Chaffetz is backing Romney over former Utah Gov. Jon Huntsman, despite the fact that Chaffetz worked for Huntsman for two years, eventually serving as his chief of staff. In an interview with The Huffington Post, Chaffetz said his assessment that Romney has the best shot of defeating President Obama in the general election had led to his decision.
"I like them both, but I want to beat Barack Obama and I think Mitt Romney's in the best position to do that. I think he's the right person at the right time," Chaffetz said. "It's tough for a lot of Utahns because we're having to choose among friends."
But, he added, "the task of unseating an incumbent president is monumental."
"It's going to take a massive organization and a huge amount of fundraising. And Mitt Romney is uniquely positioned to do that, with the organization he has built over the course of years," Chaffetz said. "He will still probably get outspent. But if the economy is your greatest concern, there is nobody better than Mitt Romney. I'm convinced of that. He has been there, done that. He offers the real life, firsthand experience, unlike most every other person."
The endorsement is a big win for Romney, because Chaffetz is popular among the conservative grassroots. But Chaffetz will undoubtedly face some backlash from Tea Party supporters who dislike the universal health care law that Romney implemented in Massachusetts.
Pressed on that issue, Chaffetz borrowed a line from Romney's playbook. He agreed that there is a difference between a state government mandating that people buy health insurance and the federal government doing the same.

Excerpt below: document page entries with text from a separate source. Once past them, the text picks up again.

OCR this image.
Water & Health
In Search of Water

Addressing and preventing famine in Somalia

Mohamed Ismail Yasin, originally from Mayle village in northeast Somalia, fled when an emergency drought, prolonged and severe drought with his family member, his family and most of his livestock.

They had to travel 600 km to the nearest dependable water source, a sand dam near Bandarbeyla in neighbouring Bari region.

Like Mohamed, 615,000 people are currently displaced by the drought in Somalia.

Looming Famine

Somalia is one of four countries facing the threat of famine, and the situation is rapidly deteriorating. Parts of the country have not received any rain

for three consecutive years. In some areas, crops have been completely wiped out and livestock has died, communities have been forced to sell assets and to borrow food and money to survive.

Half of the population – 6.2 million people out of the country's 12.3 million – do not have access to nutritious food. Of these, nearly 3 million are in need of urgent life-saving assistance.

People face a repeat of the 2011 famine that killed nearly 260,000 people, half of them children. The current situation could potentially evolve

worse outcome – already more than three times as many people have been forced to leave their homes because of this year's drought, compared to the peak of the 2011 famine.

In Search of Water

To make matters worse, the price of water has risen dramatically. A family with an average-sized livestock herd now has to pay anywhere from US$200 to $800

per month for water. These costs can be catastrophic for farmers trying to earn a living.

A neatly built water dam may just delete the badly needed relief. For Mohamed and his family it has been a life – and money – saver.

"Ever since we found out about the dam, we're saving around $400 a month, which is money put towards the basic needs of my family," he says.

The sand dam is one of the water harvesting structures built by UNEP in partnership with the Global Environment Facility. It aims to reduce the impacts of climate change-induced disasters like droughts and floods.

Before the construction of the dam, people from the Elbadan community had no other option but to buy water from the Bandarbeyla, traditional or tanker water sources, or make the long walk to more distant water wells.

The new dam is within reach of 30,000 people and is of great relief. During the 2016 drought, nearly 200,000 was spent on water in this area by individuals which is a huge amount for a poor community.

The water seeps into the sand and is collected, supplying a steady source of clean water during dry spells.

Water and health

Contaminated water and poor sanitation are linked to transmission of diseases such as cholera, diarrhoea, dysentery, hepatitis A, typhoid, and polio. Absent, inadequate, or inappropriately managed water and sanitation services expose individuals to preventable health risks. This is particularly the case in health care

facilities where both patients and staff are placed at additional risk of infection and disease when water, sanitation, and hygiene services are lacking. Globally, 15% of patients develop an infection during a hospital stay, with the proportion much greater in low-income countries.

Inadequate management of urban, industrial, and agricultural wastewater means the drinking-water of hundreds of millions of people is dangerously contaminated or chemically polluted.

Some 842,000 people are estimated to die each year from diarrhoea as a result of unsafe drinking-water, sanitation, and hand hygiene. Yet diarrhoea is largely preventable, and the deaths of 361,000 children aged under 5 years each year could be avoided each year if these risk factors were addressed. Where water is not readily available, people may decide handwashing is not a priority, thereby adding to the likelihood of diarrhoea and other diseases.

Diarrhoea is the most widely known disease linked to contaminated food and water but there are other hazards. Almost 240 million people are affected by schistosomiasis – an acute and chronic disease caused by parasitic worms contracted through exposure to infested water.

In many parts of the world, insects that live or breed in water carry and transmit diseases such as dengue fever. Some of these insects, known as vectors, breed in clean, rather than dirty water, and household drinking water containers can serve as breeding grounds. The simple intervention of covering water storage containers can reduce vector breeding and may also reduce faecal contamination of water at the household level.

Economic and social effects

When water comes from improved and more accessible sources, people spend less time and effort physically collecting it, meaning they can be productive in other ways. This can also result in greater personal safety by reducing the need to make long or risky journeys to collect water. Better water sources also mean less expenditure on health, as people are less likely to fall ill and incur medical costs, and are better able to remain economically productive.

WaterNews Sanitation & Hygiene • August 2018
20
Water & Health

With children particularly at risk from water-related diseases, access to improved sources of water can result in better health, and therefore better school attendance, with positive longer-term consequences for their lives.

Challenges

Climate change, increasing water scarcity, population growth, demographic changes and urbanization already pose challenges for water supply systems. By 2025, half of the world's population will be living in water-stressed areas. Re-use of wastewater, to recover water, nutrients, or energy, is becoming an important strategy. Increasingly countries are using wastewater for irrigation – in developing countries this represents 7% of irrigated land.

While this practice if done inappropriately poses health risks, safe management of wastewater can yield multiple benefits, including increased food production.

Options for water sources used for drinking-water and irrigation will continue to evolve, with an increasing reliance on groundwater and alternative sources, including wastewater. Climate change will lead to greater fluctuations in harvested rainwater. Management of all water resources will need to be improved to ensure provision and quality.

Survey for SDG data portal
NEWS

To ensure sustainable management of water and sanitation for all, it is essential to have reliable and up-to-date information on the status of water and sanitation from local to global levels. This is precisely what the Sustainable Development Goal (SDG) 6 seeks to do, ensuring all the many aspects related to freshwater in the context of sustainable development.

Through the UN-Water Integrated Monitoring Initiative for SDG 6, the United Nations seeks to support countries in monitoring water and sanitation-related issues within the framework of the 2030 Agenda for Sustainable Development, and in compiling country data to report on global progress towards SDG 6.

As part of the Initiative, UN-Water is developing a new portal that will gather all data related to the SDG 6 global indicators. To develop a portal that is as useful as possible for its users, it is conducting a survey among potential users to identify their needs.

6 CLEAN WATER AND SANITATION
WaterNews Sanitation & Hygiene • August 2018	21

"I do think the bigger argument is who does it, and I think what's right for Massachusetts may not be right for Florida or for Utah," Chaffetz said. "But I think Mitt Romney understands that as well as anybody. The fact that it was done at the state level as opposed to the federal is a major part of that thought process. I think that's right. I think he understands it and has experience having learned from what's worked and learned what hasn't worked."